Even amid these challenges, defense manufacturers can take some key steps to create an effective industrial-security strategy.
Know the guidance: Government agencies are increasingly making security a requirement in contracts.
Manufacturers should actively work to align their security efforts with what will ultimately be expected from government customers. A good way to do this is by following best practices in some key security-related guidance documents:
• NIST Special Publication 800-30: Guide for Conducting Risk Assessments
• NIST Special Publication 800-53: Security and Privacy Controls for Federal Information Systems and Organizations
• NIST Special Publication 800-82: Guide to Industrial Control Systems (ICS) Security
• NIST Special Publication 800-171: Protecting Controlled Unclassified Information in Nonfederal Information Systems and Organizations
Manufacturers also should ensure compliance with the IEC 62443, standard series, which specifically addresses securing industrial control systems and aligns with NIST 800-82.
Take a comprehensive approach: Risk assessments are essential because each manufacturer will face different threats.
NIST 800-30 provides guidance for conducting risk assessments and maintaining them over time.

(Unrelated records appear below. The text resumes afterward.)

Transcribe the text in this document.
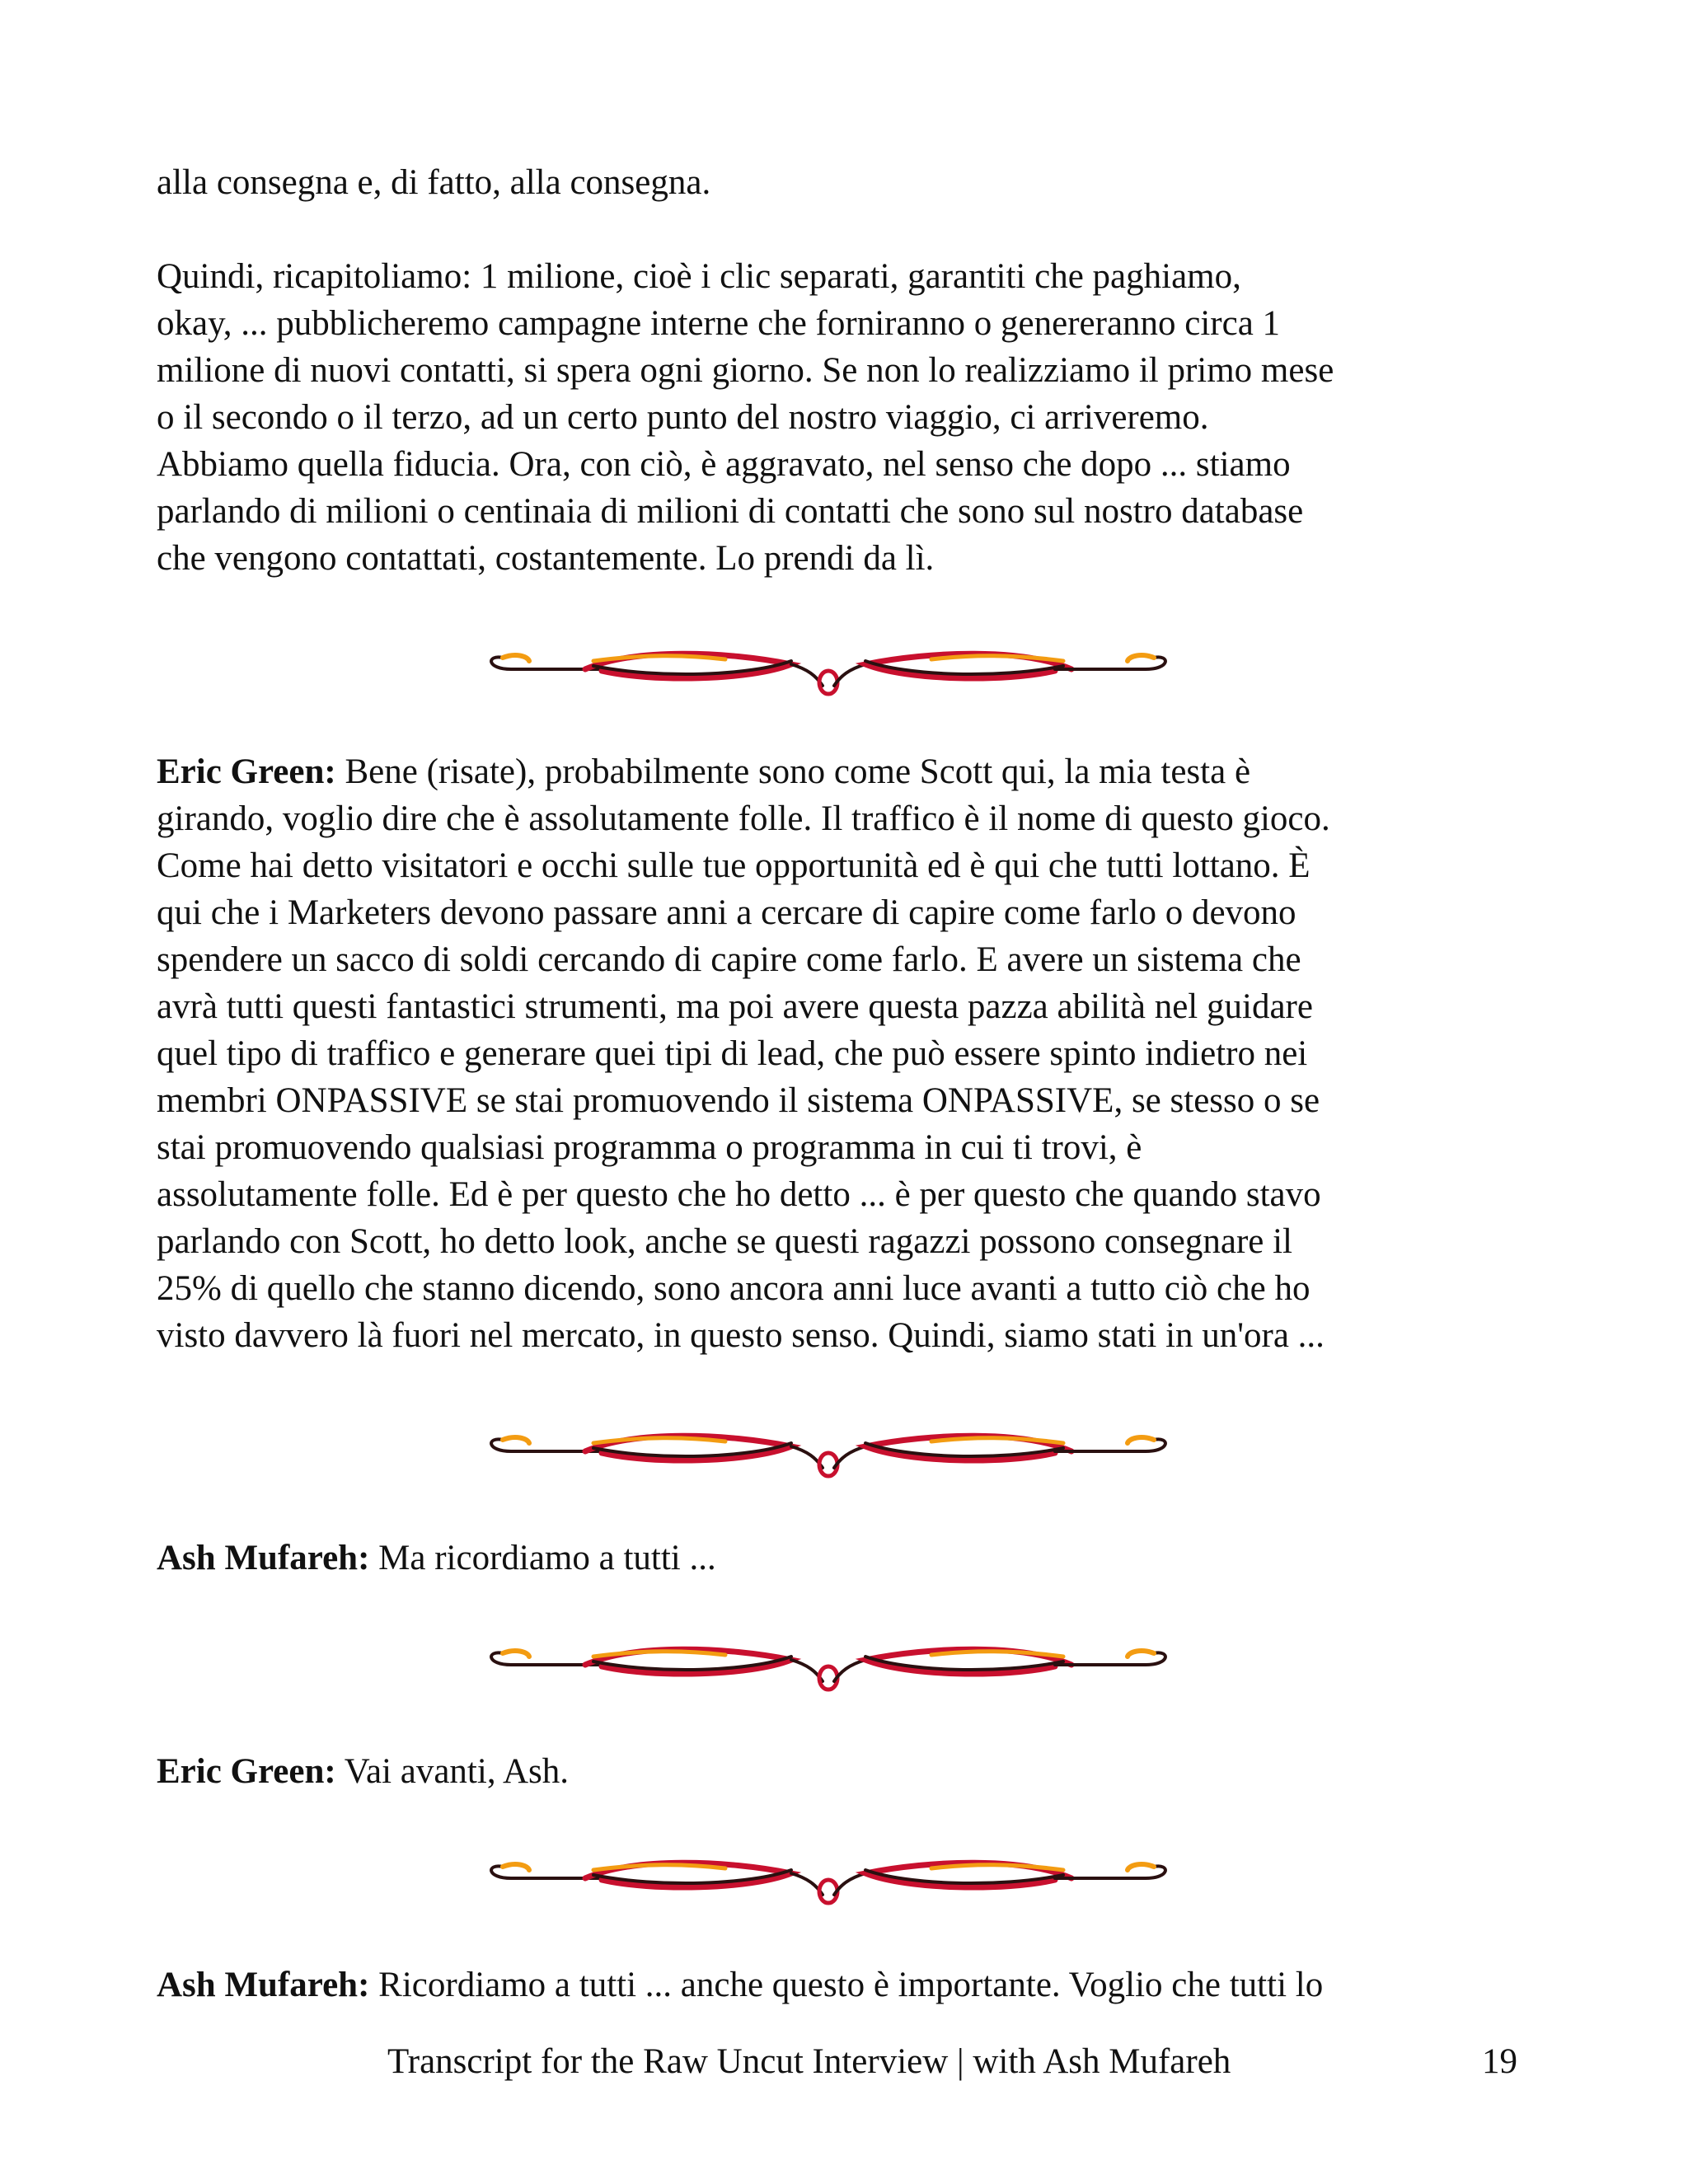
alla consegna e, di fatto, alla consegna.

Quindi, ricapitoliamo: 1 milione, cioè i clic separati, garantiti che paghiamo,
okay, ... pubblicheremo campagne interne che forniranno o genereranno circa 1
milione di nuovi contatti, si spera ogni giorno. Se non lo realizziamo il primo mese
o il secondo o il terzo, ad un certo punto del nostro viaggio, ci arriveremo.
Abbiamo quella fiducia. Ora, con ciò, è aggravato, nel senso che dopo ... stiamo
parlando di milioni o centinaia di milioni di contatti che sono sul nostro database
che vengono contattati, costantemente. Lo prendi da lì.

Eric Green: Bene (risate), probabilmente sono come Scott qui, la mia testa è
girando, voglio dire che è assolutamente folle. Il traffico è il nome di questo gioco.
Come hai detto visitatori e occhi sulle tue opportunità ed è qui che tutti lottano. È
qui che i Marketers devono passare anni a cercare di capire come farlo o devono
spendere un sacco di soldi cercando di capire come farlo. E avere un sistema che
avrà tutti questi fantastici strumenti, ma poi avere questa pazza abilità nel guidare
quel tipo di traffico e generare quei tipi di lead, che può essere spinto indietro nei
membri ONPASSIVE se stai promuovendo il sistema ONPASSIVE, se stesso o se
stai promuovendo qualsiasi programma o programma in cui ti trovi, è
assolutamente folle. Ed è per questo che ho detto ... è per questo che quando stavo
parlando con Scott, ho detto look, anche se questi ragazzi possono consegnare il
25% di quello che stanno dicendo, sono ancora anni luce avanti a tutto ciò che ho
visto davvero là fuori nel mercato, in questo senso. Quindi, siamo stati in un'ora ...

Ash Mufareh: Ma ricordiamo a tutti ...

Eric Green: Vai avanti, Ash.

Ash Mufareh: Ricordiamo a tutti ... anche questo è importante. Voglio che tutti lo

Transcript for the Raw Uncut Interview | with Ash Mufareh	19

In the end, the assessment should provide: a full inventory of authorized and unauthorized hardware and software; documentation of system performance; identification of tolerance thresholds and vulnerability indications; and prioritization of vulnerabilities.
Free and confidential risk-assessment tools are available to help identify a facility’s risk level, benchmark it against similar facilities, and identify potential mitigation methods.
When implementing a security framework, no single technology or methodology is enough. A comprehensive defense-in-depth (DiD) security approach should be used.
DiD security uses a multilayered security approach to establish multiple fronts of defense. It addresses security at six levels: policy and procedure, physical, network, computer, application and device.
One security technology that can help any defense manufacturer is anomaly-detection software.
The software scours the deepest levels of an industrial network to spot anomalies at different stages of a breach. And it can help detect a diverse range of threats.
Also, as government bodies move toward adopting anti-counterfeiting requirements, manufacturers should look to secure the supply chain. This could include using serialization solutions, as well as updating policies to ensure they only work with trusted vendors that share similar security principles. These principles should include vulnerability management, incident response, product authenticity, and certification by an international standard, such as IEC 62443.
Be proactive, stay flexible: Our connected world presents countless opportunities to be more efficient and agile–and big security risks.
Defense manufacturers must proactively address their own and their customers’ industrial security requirements and continuously adapt security programs to new customer requirements, as well as new threats.